When King Daddy expressed his love for his son Harry and his wife Meghan as they “continue to build their life overseas” in a speech mourning the Queen, it wasn’t just a sly British dig. It was a history lesson.
“What?” you might be thinking. Please let me finish.
According to the Daily Beast, King Charles III is going to ensure his son Prince Harry will face a life of “exile” just like his great-great-uncle Bertie, who was known as King Edward VIII (random…I would have picked something cool like “King Devon” or “King Greyson”). He left the Firm in 1936 after less than one year on the throne (though he was never actually coronated, even) for a divorced American beej queen and Nazi sympathizer named Wallis Simpson. His brother King George VI took over for him, but then he died, and that’s how we got Lilibet Sr. Queen of England, and then she died after 1,069 years, and that’s how we got King Charles III.
A friend of the King (the former PM of Qatar!? Maybe…) told the Beast: “The royals handled the abdication crisis by exiling Edward which meant he and Wallis ultimately came to seem like unimportant, misguided, disloyal, and even treacherous individuals to almost the entirety of the British people. It was a masterful operation in the service of which the Queen Mother, in particular, worked tirelessly.”
And wow, is King Charles not the Queen Mother’s grandson, or what. The parallels to King Edward’s abdication aren’t exact, as Harry’s decision to step back from royal life isn’t all that earth-shattering due to his sixth-in-lineliness. But the Beast says that the King was sending an “undisguised message to them to not disrupt his reign by making frequent trips to the U.K.”

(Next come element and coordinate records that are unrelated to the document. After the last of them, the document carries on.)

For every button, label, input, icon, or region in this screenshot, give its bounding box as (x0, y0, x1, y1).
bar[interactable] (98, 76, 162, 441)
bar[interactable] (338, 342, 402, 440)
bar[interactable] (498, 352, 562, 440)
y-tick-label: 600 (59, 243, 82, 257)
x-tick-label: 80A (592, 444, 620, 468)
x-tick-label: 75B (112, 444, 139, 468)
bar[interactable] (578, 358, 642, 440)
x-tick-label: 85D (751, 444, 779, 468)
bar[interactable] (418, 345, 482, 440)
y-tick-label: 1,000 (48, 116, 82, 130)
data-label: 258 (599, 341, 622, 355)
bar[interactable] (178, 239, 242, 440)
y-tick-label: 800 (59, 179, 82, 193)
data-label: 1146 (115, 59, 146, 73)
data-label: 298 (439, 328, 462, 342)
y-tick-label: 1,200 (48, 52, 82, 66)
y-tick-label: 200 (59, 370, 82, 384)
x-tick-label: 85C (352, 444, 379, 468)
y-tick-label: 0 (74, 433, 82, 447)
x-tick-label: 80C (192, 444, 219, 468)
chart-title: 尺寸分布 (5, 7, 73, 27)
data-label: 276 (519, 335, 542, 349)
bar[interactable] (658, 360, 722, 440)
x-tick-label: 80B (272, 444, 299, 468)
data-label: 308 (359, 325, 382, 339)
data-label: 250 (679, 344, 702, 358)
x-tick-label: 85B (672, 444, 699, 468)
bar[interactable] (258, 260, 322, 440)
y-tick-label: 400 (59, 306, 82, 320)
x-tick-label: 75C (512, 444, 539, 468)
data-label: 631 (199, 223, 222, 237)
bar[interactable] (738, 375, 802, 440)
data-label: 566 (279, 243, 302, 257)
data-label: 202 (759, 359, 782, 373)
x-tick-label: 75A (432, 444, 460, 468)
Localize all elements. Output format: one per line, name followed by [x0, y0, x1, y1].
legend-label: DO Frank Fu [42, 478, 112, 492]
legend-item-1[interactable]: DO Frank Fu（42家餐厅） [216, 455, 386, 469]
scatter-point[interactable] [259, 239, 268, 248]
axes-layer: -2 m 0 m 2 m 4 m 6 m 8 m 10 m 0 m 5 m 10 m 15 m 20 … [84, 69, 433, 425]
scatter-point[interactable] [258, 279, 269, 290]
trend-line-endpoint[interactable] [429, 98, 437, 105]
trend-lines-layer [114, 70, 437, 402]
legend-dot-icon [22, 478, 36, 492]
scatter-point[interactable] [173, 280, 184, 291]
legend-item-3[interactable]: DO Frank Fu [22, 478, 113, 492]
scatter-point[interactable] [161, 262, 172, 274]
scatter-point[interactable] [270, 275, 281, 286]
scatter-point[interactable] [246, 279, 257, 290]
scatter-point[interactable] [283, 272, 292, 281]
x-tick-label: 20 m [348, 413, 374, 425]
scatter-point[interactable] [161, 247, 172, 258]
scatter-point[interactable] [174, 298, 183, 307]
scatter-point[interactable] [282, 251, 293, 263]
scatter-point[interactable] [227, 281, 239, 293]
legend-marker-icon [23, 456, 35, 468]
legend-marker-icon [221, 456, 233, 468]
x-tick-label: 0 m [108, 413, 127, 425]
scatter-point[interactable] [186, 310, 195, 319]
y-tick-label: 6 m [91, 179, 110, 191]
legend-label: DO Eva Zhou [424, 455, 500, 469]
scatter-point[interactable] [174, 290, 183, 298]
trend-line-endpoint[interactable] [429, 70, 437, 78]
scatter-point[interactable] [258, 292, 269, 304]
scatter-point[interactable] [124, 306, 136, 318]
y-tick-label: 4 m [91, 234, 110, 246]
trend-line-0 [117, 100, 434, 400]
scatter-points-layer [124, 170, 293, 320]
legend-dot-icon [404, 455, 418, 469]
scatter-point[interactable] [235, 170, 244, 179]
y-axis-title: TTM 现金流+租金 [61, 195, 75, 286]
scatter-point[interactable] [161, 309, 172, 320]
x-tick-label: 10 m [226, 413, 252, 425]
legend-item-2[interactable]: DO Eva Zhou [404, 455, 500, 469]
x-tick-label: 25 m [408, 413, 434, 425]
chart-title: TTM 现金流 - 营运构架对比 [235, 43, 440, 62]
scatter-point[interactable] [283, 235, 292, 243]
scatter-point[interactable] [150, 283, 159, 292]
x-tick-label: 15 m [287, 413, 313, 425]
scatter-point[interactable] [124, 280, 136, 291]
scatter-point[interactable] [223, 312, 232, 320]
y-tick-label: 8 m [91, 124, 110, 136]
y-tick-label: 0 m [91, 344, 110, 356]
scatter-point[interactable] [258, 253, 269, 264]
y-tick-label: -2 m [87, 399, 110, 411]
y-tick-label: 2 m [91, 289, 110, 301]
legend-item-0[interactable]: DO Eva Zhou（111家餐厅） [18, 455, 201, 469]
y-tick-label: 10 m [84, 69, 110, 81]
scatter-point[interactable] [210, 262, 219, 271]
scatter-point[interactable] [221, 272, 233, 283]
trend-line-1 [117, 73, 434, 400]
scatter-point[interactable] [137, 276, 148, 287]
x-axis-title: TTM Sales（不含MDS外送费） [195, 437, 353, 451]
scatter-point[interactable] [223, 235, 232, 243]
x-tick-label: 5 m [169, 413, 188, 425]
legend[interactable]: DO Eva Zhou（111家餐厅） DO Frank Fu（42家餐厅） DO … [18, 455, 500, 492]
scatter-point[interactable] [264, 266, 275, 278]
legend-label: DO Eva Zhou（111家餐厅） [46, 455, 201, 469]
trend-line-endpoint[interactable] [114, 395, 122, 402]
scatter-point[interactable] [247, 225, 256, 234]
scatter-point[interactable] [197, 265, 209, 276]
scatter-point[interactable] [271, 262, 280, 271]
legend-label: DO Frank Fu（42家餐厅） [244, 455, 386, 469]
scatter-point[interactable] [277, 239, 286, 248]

A former Buckingham Palace staffer told the Beast, “Harry and Meghan will get an invite to the coronation but they will be firmly seated in the cheap seats along with Beatrice and Eugenie, as they were at the funeral. That will be it. Charles will be ruthless when it comes to protecting the Crown, and that means keeping Harry and Meghan as far from the center of gravity as possible.”
That’s apparently why, in the immediate aftermath of the Queen’s death (which Harry reportedly was only told of five minutes before the rest of the world), Harry bounced from Balmoral after just 12 hours, why he wore a regular suit and not a military uniform at the funeral, and why Meghan was occluded by a big ass candle.
Harry doesn’t need to go back there. Bertie did, because he always needed money from the Queen to support his lifestyle. And while Wallis Simpson was probably more fun to party with than Meghan Markle, the Duchess has one thing the croissant-thumping divorcée didn’t: a $20-million podcast deal.